In the climax of the film, the green man returns — and so does every other version of Rory Kinnear we’ve seen thus far, taking turns to attack her as she seeks refuge throughout her house. She defends herself when she must, cutting the green man’s arm for example, and a car chase ends with Kinnear walking on a broken ankle. Unlike with James, here Harper is more explicitly the cause of their pain, only… of course she isn’t. It’s their choice to pursue her.
Then it all ends with one version of Kinnear giving graphic birth to the next, and the next, until the monstrous man-mothers eventually birth James. The responsibility for men lies with men. They are the mothers of their own destruction.
So what does it all mean? That’s the rub. Folk horror is often allegorical, but has its own internal logic — we know that the cult may represent an ancient belief structure but it also makes literal sense in the context of the story. Garland offers no such context in Men, and the conflation of James with Kinnear makes it all the more confusing. The movie could easily have been a tale of a backwards village where all men are one man, and Harper could have just found herself there on a working vacation without giving her a (Black) abusive husband. Or instead, Harper could have had a husband who was ALSO Kinnear, or the village could have been filled with James. But when the only man who isn’t THE man is a Black man, it creates a dynamic you can’t help but side-eye — and the film ultimately doesn’t give the audience enough justification to resolve the message. Was it James haunting her all along? Then why did they all look like Kinnear? Or if it was all in Harper’s mind, a delusion of her fighting off the guilt for James’s death that she doesn’t feel, then why were there actual bloodstains when her friend arrives to pick her up?

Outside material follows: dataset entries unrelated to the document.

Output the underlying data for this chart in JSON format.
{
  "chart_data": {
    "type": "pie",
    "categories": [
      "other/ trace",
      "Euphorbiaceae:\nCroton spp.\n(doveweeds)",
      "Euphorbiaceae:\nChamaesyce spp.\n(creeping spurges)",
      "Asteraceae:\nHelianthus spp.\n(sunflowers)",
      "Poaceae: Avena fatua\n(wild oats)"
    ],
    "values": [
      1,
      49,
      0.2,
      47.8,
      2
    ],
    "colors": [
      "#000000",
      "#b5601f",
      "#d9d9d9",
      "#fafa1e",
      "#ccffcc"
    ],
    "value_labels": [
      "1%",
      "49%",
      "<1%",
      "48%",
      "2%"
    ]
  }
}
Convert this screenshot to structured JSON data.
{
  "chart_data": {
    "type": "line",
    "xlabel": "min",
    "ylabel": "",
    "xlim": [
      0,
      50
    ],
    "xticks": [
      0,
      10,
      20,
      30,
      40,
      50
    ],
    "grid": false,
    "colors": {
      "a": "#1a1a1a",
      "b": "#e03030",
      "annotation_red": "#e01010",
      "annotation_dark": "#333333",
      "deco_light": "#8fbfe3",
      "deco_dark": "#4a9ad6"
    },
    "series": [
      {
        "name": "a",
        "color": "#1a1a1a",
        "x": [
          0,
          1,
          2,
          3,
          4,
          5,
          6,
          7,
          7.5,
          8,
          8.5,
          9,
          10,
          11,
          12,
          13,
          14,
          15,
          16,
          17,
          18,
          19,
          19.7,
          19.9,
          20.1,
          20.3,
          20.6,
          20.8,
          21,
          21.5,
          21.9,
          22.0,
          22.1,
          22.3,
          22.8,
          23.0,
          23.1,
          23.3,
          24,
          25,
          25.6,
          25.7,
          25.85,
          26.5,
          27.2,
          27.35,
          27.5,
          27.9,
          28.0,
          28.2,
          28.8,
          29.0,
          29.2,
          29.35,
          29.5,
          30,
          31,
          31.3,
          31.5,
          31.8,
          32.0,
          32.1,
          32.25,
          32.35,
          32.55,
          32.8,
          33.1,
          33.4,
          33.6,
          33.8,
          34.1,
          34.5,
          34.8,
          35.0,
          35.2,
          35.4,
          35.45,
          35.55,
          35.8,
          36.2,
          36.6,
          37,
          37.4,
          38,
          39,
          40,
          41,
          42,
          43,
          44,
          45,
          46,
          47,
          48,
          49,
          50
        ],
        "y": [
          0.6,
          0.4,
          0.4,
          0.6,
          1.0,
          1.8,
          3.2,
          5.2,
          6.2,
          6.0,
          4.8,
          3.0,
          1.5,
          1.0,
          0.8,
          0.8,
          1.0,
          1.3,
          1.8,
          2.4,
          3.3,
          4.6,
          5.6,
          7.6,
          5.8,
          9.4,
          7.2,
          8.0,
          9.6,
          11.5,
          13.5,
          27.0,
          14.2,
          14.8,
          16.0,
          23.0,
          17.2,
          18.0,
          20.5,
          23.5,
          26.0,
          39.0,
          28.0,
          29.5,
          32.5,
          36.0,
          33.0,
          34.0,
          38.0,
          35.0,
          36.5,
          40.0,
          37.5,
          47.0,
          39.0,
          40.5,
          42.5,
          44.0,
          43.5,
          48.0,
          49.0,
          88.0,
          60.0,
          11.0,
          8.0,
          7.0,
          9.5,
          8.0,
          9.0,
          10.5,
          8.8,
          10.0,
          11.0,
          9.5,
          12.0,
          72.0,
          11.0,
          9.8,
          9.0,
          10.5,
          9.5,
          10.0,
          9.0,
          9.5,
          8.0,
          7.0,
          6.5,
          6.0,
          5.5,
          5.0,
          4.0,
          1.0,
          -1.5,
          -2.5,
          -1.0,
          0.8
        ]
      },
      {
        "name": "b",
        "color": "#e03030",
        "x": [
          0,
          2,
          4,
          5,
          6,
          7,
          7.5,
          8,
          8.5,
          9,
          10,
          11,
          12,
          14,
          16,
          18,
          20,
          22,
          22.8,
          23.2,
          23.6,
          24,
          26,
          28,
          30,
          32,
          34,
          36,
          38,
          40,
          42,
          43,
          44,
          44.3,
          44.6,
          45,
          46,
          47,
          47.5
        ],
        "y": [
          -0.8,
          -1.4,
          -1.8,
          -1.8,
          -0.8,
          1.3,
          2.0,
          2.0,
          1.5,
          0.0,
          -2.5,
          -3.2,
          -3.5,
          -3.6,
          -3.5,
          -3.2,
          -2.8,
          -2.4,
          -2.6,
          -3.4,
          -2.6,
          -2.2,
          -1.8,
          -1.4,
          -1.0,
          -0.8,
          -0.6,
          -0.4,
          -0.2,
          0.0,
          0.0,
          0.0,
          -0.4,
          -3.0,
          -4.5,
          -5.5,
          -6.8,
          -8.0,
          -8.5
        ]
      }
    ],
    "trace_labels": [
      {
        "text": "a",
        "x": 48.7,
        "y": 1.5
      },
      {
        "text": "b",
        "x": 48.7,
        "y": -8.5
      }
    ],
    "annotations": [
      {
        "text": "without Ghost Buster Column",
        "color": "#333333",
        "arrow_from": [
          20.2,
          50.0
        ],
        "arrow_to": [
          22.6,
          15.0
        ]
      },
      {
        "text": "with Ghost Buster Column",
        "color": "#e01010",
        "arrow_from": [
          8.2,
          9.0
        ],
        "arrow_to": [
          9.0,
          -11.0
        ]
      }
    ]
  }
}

When James emerges from the gory womb and sits on the couch, Harper joins him while holding a hatchet. She asks him what he wanted from her, and he says something along the lines of, “For you to love me.” Then the film takes a time jump, and we don’t see whether Harper kills James or not, or what happened to the bodies, or anything. I can respect the choice to leave things uncertain — to hang the climax on the reveal of James, rather than the decision Harper makes — but it emphasizes that the movie was never really about Harper at all. She has almost no agency, or rather her choices don’t matter. Men is about the lengths men will go to get what they want from women. It’s not about what women want, and that makes it a fairly shortsighted, hollow experience if I’m being honest.